New Yorker on PRISM

The New Yorker looks at PRISM:

Snowden’s actions revealed a few distinct, though interrelated, N.S.A. programs. The first, of which we have the clearest picture—largely because government officials have acknowledged and defended the program—collects the records of nearly every call placed within the United States. Snowden leaked to the Guardian a secret court order demanding that Verizon Business turn over the records—“telephony metadata”—of calls within, to, and from the United States that cross its network. It then emerged that the N.S.A. has been collecting such records for seven years, from every major carrier in the country. The President and others in the Administration emphasized, in response, that the N.S.A. wasn’t listening to actual conversations. But the vast database of records the N.S.A. collects can say far more than a phone conversation. Metadata, which can include caller and location information, is fairly talkative. (Senator Dianne Feinstein has stated that the N.S.A. does not require a court order to search its database of call logs; it needs only “reasonable, articulable cause to believe that that individual is connected to a terrorist group.”)

So basically they have this huge database of all calls involving US telcos, and then when they want to check someone out they look at whom that person has been calling or receiving calls from.

Meanwhile, the program called Prism, which aims to collect digital intelligence about foreign targets, remains frustratingly opaque. The leaked slides of the PowerPoint presentation that formed the basis for the news—its intended audience within the N.S.A. remains unclear—claim that nine leading tech companies participate in Prism, permitting the N.S.A. to gather data like e-mails, chat records, photos, videos, file transfers, and more.

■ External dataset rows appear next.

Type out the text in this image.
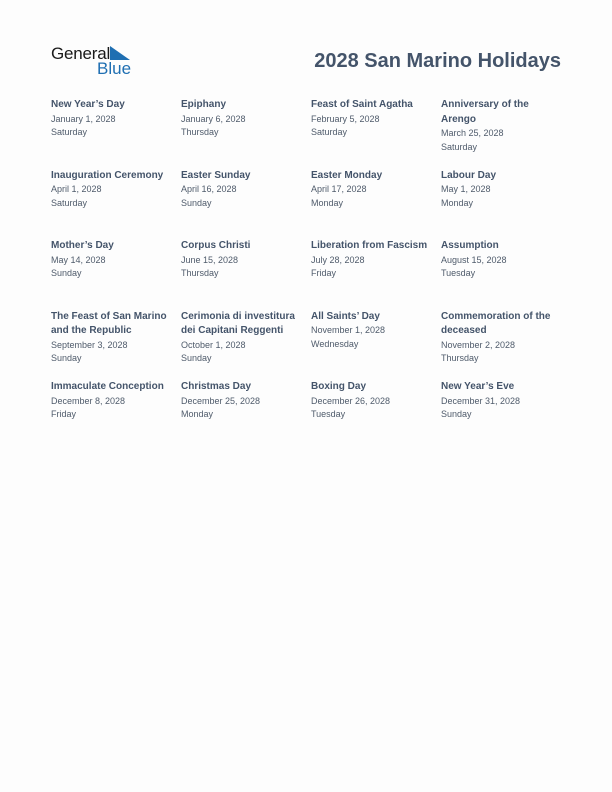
General
Blue	2028 San Marino Holidays
New Year’s Day
January 1, 2028
Saturday
Epiphany
January 6, 2028
Thursday
Feast of Saint Agatha
February 5, 2028
Saturday
Anniversary of the Arengo
March 25, 2028
Saturday
Inauguration Ceremony
April 1, 2028
Saturday
Easter Sunday
April 16, 2028
Sunday
Easter Monday
April 17, 2028
Monday
Labour Day
May 1, 2028
Monday
Mother’s Day
May 14, 2028
Sunday
Corpus Christi
June 15, 2028
Thursday
Liberation from Fascism
July 28, 2028
Friday
Assumption
August 15, 2028
Tuesday
The Feast of San Marino and the Republic
September 3, 2028
Sunday
Cerimonia di investitura dei Capitani Reggenti
October 1, 2028
Sunday
All Saints’ Day
November 1, 2028
Wednesday
Commemoration of the deceased
November 2, 2028
Thursday
Immaculate Conception
December 8, 2028
Friday
Christmas Day
December 25, 2028
Monday
Boxing Day
December 26, 2028
Tuesday
New Year’s Eve
December 31, 2028
Sunday
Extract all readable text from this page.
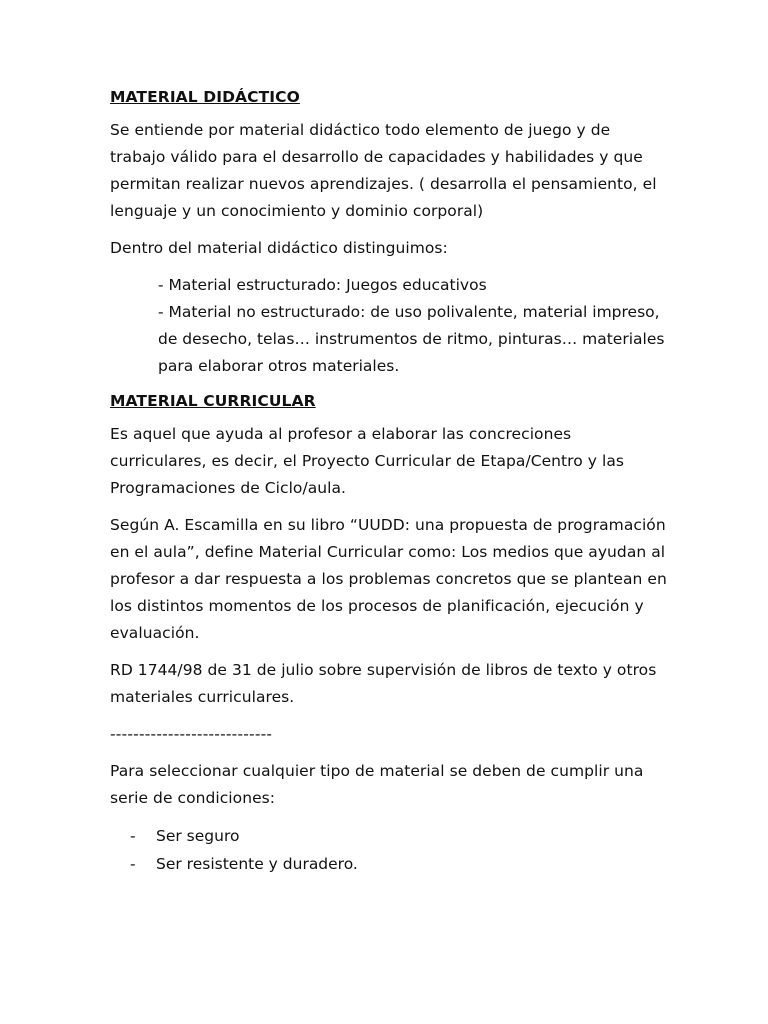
MATERIAL DIDÁCTICO

Se entiende por material didáctico todo elemento de juego y de trabajo válido para el desarrollo de capacidades y habilidades y que permitan realizar nuevos aprendizajes. ( desarrolla el pensamiento, el lenguaje y un conocimiento y dominio corporal)

Dentro del material didáctico distinguimos:

- Material estructurado: Juegos educativos
- Material no estructurado: de uso polivalente, material impreso, de desecho, telas… instrumentos de ritmo, pinturas… materiales para elaborar otros materiales.
MATERIAL CURRICULAR

Es aquel que ayuda al profesor a elaborar las concreciones curriculares, es decir, el Proyecto Curricular de Etapa/Centro y las Programaciones de Ciclo/aula.

Según A. Escamilla en su libro “UUDD: una propuesta de programación en el aula”, define Material Curricular como: Los medios que ayudan al profesor a dar respuesta a los problemas concretos que se plantean en los distintos momentos de los procesos de planificación, ejecución y evaluación.

RD 1744/98 de 31 de julio sobre supervisión de libros de texto y otros materiales curriculares.

----------------------------

Para seleccionar cualquier tipo de material se deben de cumplir una serie de condiciones:

- Ser seguro
- Ser resistente y duradero.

An additional slide published by theGuardian states that Prism features “collection directly from the servers” of those tech companies. The Post wrote that the N.S.A. and F.B.I. “are tapping directly into the central servers of nine leading U.S. Internet companies.”

But it increasingly appears that the technical descriptions in the Post and the Guardian may have been imprecise. This would be unfortunate, whether it resulted from the limited knowledge of the reporters and their editors, or simply from flawed claims in the internal documents. The technical details of Prism matter; they carry implications in terms of the nature of the program itself and the extent of tech companies’ coöperation. While the Times, citing “people briefed on the negotiations” between the government and the companies, has described Prism as functioning like a “locked mailbox” to which the government has the key, the Post has reported that, according to anonymous “intelligence community” sources, “government employees cleared for PRISM access may ‘task’ the system and receive results from an Internet company without further interaction with the company’s staff.” It added that “companies cannot see the queries that are sent from the NSA to the systems installed on their premises.”

They key aspect seems to be the ability for NSA staff to pull data directly from the Internet companies, without those companies having the ability to check they are only taking data they have a legal right to access. But it is unclear if they can do this.

Google’s response to the allegations has also been aggressive. The company’s chief legal officer, David Drummond, wrote in a post, “We cannot say this more clearly—the government does not have access to Google servers—not directly, or via a back door, or a so-called drop box. Nor have we received blanket orders of the kind being discussed in the media.” The company has publicly requested that the government allow it to disclose the number of Foreign Intelligence Surveillance Act national-security requests it receives—which must currently be kept secret—because its “numbers would clearly show that our compliance with these requests falls far short of the claims being made.” (Microsoft and Facebook have followed suit.) What Google says is very different from what the N.S.A. documents that the Post and the Guardian have published allege. But it seems unlikely that Google would intentionally engage in even minor misdirection, given its high price: if Google were caught lying, it would lose users’ trust forever, which could actually destroy the company.

I doubt Google is lying.

We also lack details about Blarney, a program mentioned in a slide as part of the N.S.A.’s “upstream” data-collection efforts, which a leaked slide describes as the “collection of communications on fiber cables and infrastructure as data flows past.” The Post characterizes Blarney as collecting metadata about Internet communications—similar to the call-records program—possibly allowing the N.S.A. to build an index of Internet traffic and how devices and people connect. Blarney may be far more invasive than Prism, but it remains unclear. Two other presumably ongoing “upstream” data-collection programs remain unnamed, their titles redacted from the slide.

A very useful summary of the situation.